Document QA
Use the DocVision API to input a document and ask a question. DocVision API is excellent at answering open-ended question and extracting information from documents. It's suitable for processing simple documents easily and at low cost.
Available models
Model | Release date | Context Length | Description |
---|---|---|---|
solar-docvisionpreview | 2024-09-10 | 8192 | A model specialized for Document Visual Question Answering (opens in a new tab). solar-docvision supports English only at this time.solar-docvision is an alias for our latest Solar DocVision model. (Currently solar-docvision-preview-240910 ) |
Capabilities
Solar DocVision is trained to perform question-answering tasks on documents by extracting relevant information. Our model supports two main functionalities:
- Extractive Question Answering (Extractive QA)
- Key Information Extraction (KIE)
Extractive Question Answering (Extractive QA)
Extractive QA is a task that involves extracting appropriate answers from documents based on given questions.
For example, when presented with a business card and asked "What is the phone number?", Solar DocVision can extract the correct phone number from the document.

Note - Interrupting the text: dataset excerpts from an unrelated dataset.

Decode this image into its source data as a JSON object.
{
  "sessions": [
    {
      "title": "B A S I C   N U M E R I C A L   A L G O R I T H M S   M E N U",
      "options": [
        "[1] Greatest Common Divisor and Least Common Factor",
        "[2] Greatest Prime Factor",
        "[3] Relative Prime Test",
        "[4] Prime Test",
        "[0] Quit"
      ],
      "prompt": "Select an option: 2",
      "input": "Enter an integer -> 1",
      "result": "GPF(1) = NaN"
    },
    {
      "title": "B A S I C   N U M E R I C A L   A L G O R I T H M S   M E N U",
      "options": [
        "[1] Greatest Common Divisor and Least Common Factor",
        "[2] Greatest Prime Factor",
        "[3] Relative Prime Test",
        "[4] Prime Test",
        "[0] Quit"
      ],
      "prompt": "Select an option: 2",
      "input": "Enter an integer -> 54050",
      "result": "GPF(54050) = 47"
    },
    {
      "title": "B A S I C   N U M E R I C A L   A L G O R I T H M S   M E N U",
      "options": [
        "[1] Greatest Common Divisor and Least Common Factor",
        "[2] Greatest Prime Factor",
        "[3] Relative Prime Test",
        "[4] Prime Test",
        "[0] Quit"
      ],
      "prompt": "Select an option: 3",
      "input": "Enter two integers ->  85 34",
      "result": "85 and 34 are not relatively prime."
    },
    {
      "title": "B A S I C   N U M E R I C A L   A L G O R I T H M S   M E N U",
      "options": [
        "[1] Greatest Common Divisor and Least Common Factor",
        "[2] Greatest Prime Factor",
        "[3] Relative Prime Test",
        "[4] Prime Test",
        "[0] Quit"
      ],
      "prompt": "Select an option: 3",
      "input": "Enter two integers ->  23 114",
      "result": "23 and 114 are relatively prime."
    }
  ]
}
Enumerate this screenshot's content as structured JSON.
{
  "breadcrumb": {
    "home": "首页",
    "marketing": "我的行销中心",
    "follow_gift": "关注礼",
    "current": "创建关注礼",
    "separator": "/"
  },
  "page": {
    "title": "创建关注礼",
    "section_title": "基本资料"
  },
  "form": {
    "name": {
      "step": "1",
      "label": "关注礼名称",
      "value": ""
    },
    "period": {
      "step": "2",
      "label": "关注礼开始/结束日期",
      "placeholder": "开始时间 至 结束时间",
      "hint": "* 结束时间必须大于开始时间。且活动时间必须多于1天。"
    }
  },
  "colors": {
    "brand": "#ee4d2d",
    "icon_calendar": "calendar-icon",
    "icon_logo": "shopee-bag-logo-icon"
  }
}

Key Information Extraction (KIE)
In addition to Extractive QA, Solar DocVision can perform basic Key Information Extraction tasks.
Using specific prompts, Solar DocVision can extract structured data from documents and present it in JSON format.
For instance, given a business card image, you could use the following prompt:
Extract the information from the business card. Format the output as JSON.
Solar DocVision would produce a response like this:
{
"name": "John Smith",
"phone": "123-456-7890",
"email": "john.smith@example.com",
"company": "Tech Innovations Inc."
}
This capability allows for efficient extraction of multiple pieces of information from a single document.
Limitations
As of now, Solar DocVision doesn't support some functionalities, such as summarization, reasoning, or chat-based interactions.
Request
POST https://api.upstage.ai/v1/solar/chat/completions
Parameters
The messages
parameter is a list of message objects. Each message object has a role
(must be "user" for DocVision model) and content
. Currently, the model accept only one message with the "user" role.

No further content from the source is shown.